Il faut donc favoriser une élection concurrentielle pour séduire les électeurs, surtout que le paysage cette fois-ci est totalement différent de celui de 2012, qui était marqué par l’effervescence révolutionnaire. Je dirais même que l’électeur de 2018 est différent de celui de 2012. Partout dans le monde, deux motifs incitent les électeurs à participer: l’intérêt et le devoir patriotique. Ce dernier motif a été fort présent lors des élections de 2012 pour défendre les acquis de la révolution de 2011, et de 2014 pour défendre l’identité civile de l’Etat qui était menacée par le régime des Frères musulmans. La participation massive à la présidentielle de 2014 et au référendum sur la Constitution a été une sorte de continuité de la révolution du 30 juin. Aujourd’hui, ni l’effervescence révolutionnaire, ni la menace d’une islamisation de l’identité nationale n’existent. Il faut donc séduire autrement les électeurs. Chaque candidat aura une base populaire et un programme électoral qui reflétera sa vision et sa philosophie dans la gestion du pays. Et à la fin, la décision appartiendra aux Egyptiens.
— Pensez-vous que le calendrier électoral et les conditions de candidature soient favorables à une élection concurrentielle ?
— Théoriquement oui. Les dates fixés ne diffèrent pas beaucoup de ceux qui ont régi les précédentes élections présidentielles. Ils ont été arrangés en vertu des exigences constitutionnelles. De même, les conditions de candidature sont plus flexibles que celles qui ont régi l'élection présidentielle de 2012. Lors de ces élections, la loi exigeait l’obtention par le candidat du soutien de 25000 citoyens pour valider sa candidature.
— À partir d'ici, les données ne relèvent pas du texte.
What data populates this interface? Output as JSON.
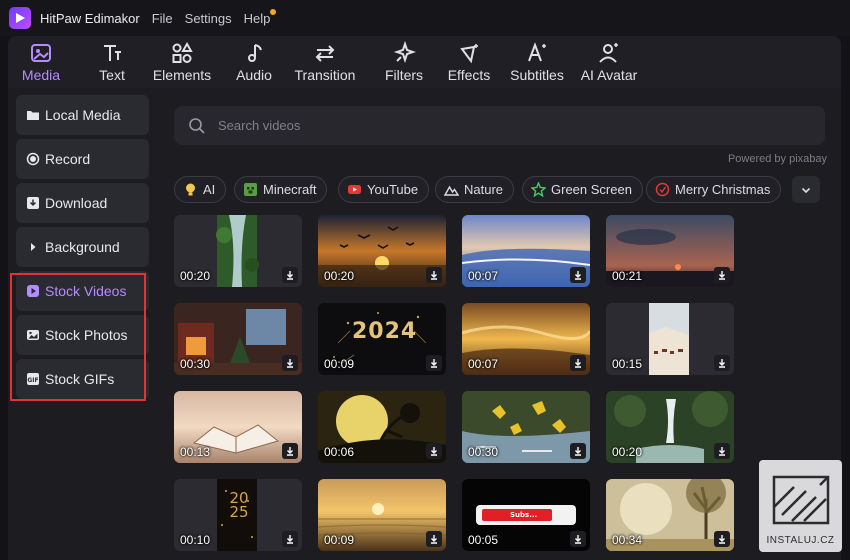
{
  "app": {
    "title": "HitPaw Edimakor"
  },
  "menu": {
    "file": "File",
    "settings": "Settings",
    "help": "Help"
  },
  "toolbar": {
    "tabs": [
      {
        "label": "Media",
        "icon": "media-icon",
        "active": true
      },
      {
        "label": "Text",
        "icon": "text-icon"
      },
      {
        "label": "Elements",
        "icon": "elements-icon"
      },
      {
        "label": "Audio",
        "icon": "audio-icon"
      },
      {
        "label": "Transition",
        "icon": "transition-icon"
      },
      {
        "label": "Filters",
        "icon": "filters-icon"
      },
      {
        "label": "Effects",
        "icon": "effects-icon"
      },
      {
        "label": "Subtitles",
        "icon": "subtitles-icon"
      },
      {
        "label": "AI Avatar",
        "icon": "ai-avatar-icon"
      }
    ]
  },
  "sidebar": {
    "items": [
      {
        "label": "Local Media",
        "icon": "folder-icon"
      },
      {
        "label": "Record",
        "icon": "record-icon"
      },
      {
        "label": "Download",
        "icon": "download-icon"
      },
      {
        "label": "Background",
        "icon": "caret-right-icon"
      },
      {
        "label": "Stock Videos",
        "icon": "video-icon",
        "active": true
      },
      {
        "label": "Stock Photos",
        "icon": "photo-icon"
      },
      {
        "label": "Stock GIFs",
        "icon": "gif-icon"
      }
    ]
  },
  "search": {
    "placeholder": "Search videos"
  },
  "powered_by": "Powered by pixabay",
  "categories": [
    {
      "label": "AI",
      "icon": "ai-bulb-icon"
    },
    {
      "label": "Minecraft",
      "icon": "minecraft-icon"
    },
    {
      "label": "YouTube",
      "icon": "youtube-icon"
    },
    {
      "label": "Nature",
      "icon": "mountain-icon"
    },
    {
      "label": "Green Screen",
      "icon": "green-screen-icon"
    },
    {
      "label": "Merry Christmas",
      "icon": "christmas-icon"
    }
  ],
  "videos": [
    {
      "duration": "00:20",
      "scene": "forest waterfall"
    },
    {
      "duration": "00:20",
      "scene": "sunset birds"
    },
    {
      "duration": "00:07",
      "scene": "beach waves"
    },
    {
      "duration": "00:21",
      "scene": "sunset clouds"
    },
    {
      "duration": "00:30",
      "scene": "christmas fireplace"
    },
    {
      "duration": "00:09",
      "scene": "2024 fireworks",
      "text": "2024"
    },
    {
      "duration": "00:07",
      "scene": "golden clouds"
    },
    {
      "duration": "00:15",
      "scene": "desert horses"
    },
    {
      "duration": "00:13",
      "scene": "book beach"
    },
    {
      "duration": "00:06",
      "scene": "full moon tree"
    },
    {
      "duration": "00:30",
      "scene": "autumn leaves stream"
    },
    {
      "duration": "00:20",
      "scene": "waterfall forest"
    },
    {
      "duration": "00:10",
      "scene": "2025 sparkle",
      "text": "2025"
    },
    {
      "duration": "00:09",
      "scene": "ocean sunset"
    },
    {
      "duration": "00:05",
      "scene": "subscribe button",
      "text": "Subs..."
    },
    {
      "duration": "00:34",
      "scene": "foggy forest"
    }
  ],
  "watermark": {
    "text": "INSTALUJ.CZ"
  },
  "colors": {
    "accent": "#b58cff",
    "highlight": "#e33333",
    "help_dot": "#f5a623"
  }
}
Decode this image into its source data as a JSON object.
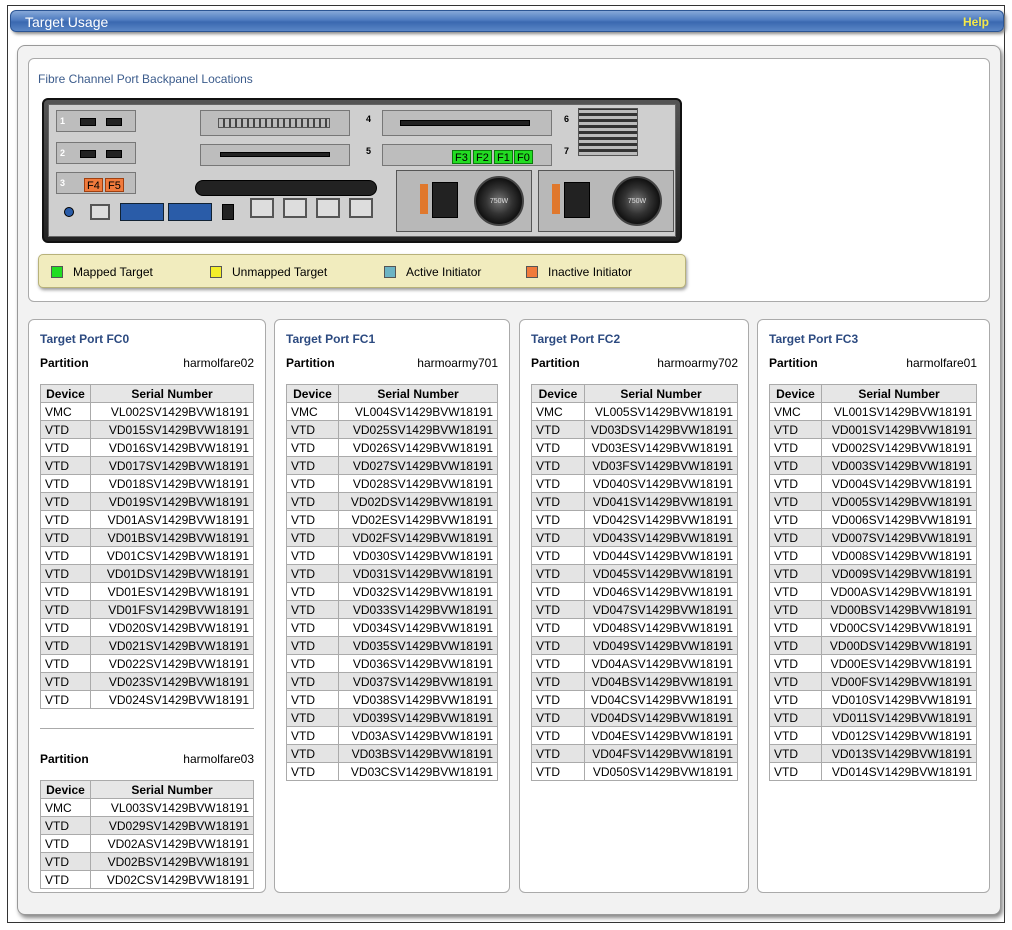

Aujourd’hui, le candidat peut obtenir le soutien de 25000 citoyens ou l’appui de 20 députés, ce qui n’est pas difficile du tout pour un candidat qui veut disputer l’élection présidentielle. Certains trouvent que ce calendrier ne permet pas aux forces politiques de s’organiser pour disputer les élections. Pour moi, le problème ne réside pas au niveau procédural. Les préparatifs de ces élections, (la formation des coalitions électorales, le choix des candidats, la rédaction des programmes électoraux, etc.) auraient dû commencer au moins depuis quatre mois. Mais les forces politiques qui ont beaucoup perdu de leur éclat ne se sont pas préparées suffisamment tôt.